The monumental sculpted high crosses of the north of Ireland exist as some of the most important evidence of visual culture, religious beliefs and practices in Ireland in the early Middle Ages yet they have received little in the way of scholarly attention. Traditionally identified discretely as ‘The Northern Group’ according to their setting within modern geo-political boundaries irrelevant to their original production, I take an individualising approach in my research to position them within their local and international historical, artistic and Christian contexts and establish connections of communication between sites.

One area that proved impossible to find information on was the identification of the stone-type of the monuments central to my study. Despite the example of the mammoth (and almost complete) project begun in 1977 that is the Corpus of Anglo-Saxon Stone Sculpture in recording and publishing England’s early medieval sculpture in a holistic manner from geology to iconography, historiography, and beyond, no such study of the Irish material has been undertaken. My Text Technologies Fellowship enabled me to not only commission a report, but to accompany the geologist on his investigations through the north of Ireland. This research trip proved incredibly illuminating not only as I learned a huge amount about stone-type identification that will undoubtedly be of tremendous use in the future, but the combination of our two disciplinary backgrounds gave rise to much fruitful discussion and insights, such that we are now preparing a joint article outlining our findings.

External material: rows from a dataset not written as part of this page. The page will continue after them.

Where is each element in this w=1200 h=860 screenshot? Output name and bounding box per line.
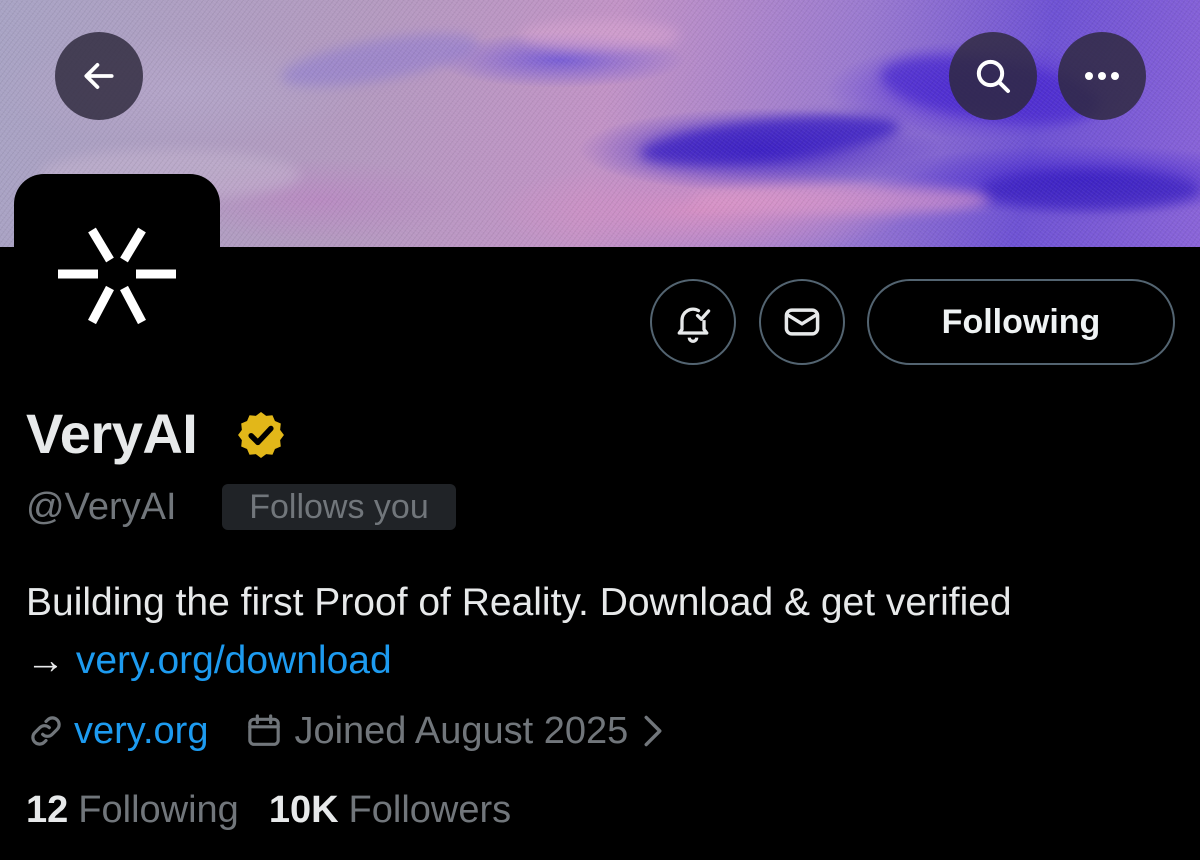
- search-icon: [976, 59, 1010, 93]
- arrow-left-icon: [84, 63, 114, 89]
- link-icon: [26, 711, 66, 751]
- followers-stat[interactable]: 10K Followers: [269, 789, 511, 832]
- following-label: Following: [78, 788, 239, 831]
- follows-you-badge: Follows you: [222, 484, 456, 530]
- more-options-button[interactable]: [1058, 32, 1146, 120]
- profile-screen: Following VeryAI @VeryAI Follows you Bui…: [0, 0, 1200, 860]
- user-handle: @VeryAI: [26, 486, 177, 528]
- profile-bio: Building the first Proof of Reality. Dow…: [26, 574, 1176, 690]
- following-count: 12: [26, 788, 69, 831]
- back-button[interactable]: [55, 32, 143, 120]
- bio-text: Building the first Proof of Reality. Dow…: [26, 581, 1012, 624]
- notifications-button[interactable]: [650, 279, 736, 365]
- envelope-icon: [784, 308, 820, 336]
- bio-download-link[interactable]: very.org/download: [76, 639, 392, 682]
- following-stat[interactable]: 12 Following: [26, 789, 239, 832]
- search-button[interactable]: [949, 32, 1037, 120]
- following-button[interactable]: Following: [867, 279, 1175, 365]
- website-link[interactable]: very.org: [74, 710, 208, 753]
- avatar[interactable]: [14, 174, 220, 380]
- joined-date[interactable]: Joined August 2025: [294, 710, 628, 753]
- verified-badge-icon[interactable]: [234, 408, 288, 462]
- followers-label: Followers: [348, 788, 512, 831]
- profile-meta: very.org Joined August 2025: [26, 706, 664, 756]
- bio-arrow: →: [26, 639, 65, 682]
- chevron-right-icon[interactable]: [642, 714, 664, 748]
- followers-count: 10K: [268, 788, 339, 831]
- veryai-logo: [58, 227, 176, 325]
- bell-check-icon: [677, 307, 711, 343]
- follow-stats: 12 Following 10K Followers: [26, 785, 511, 835]
- calendar-icon: [244, 711, 284, 751]
- message-button[interactable]: [759, 279, 845, 365]
- more-horizontal-icon: [1085, 72, 1119, 80]
- display-name: VeryAI: [26, 402, 198, 465]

While I am still coming to terms with a vast new glossary of geological terms in order to establish precisely what the results tell us, there are some undeniable highlights of our findings that stand-out. Firstly, most of the crosses are made of a similar grey sandstone, possibly of Carboniferous Age, but likely from various quarries as they display varying traits such as visible bedding (distinctive layers), presence of feldspar, muscovite, and / or quartz crystals (sometimes up to 1 cm in diameter!), and sometimes veins of another stone-type. Others, particularly in County Down, are identified as Mourne or Newry Granite, and one curious case in County Antrim is of a local red basalt. Secondly, an aspect of stone carving I had never before considered was the presence, and exploitation of natural planar fractures; it seems some high crosses had their dimensions dictated by the natural shape of the rock formation and in some cases, protruding areas of the sculpture reveal the original, natural face of the rock. And finally, while the evidence of correlations between the stone-type of the crosses and the bases on which they stand requires further deliberation, the variances have the potential to not only reveal whether or not the cross stands in its original base and / or space, but additionally, what choices were made, and how, regarding the quality and type of stone chosen to be intricately and figurally-carved, or left bare as the base?

These questions are among those with which I will be grappling probably for quite some time. The fieldwork, funded by Stanford Text Technologies, and the report have provided the answers to some of my most burning questions, but as always, have provided me with a whole host of new areas that I can’t wait to explore!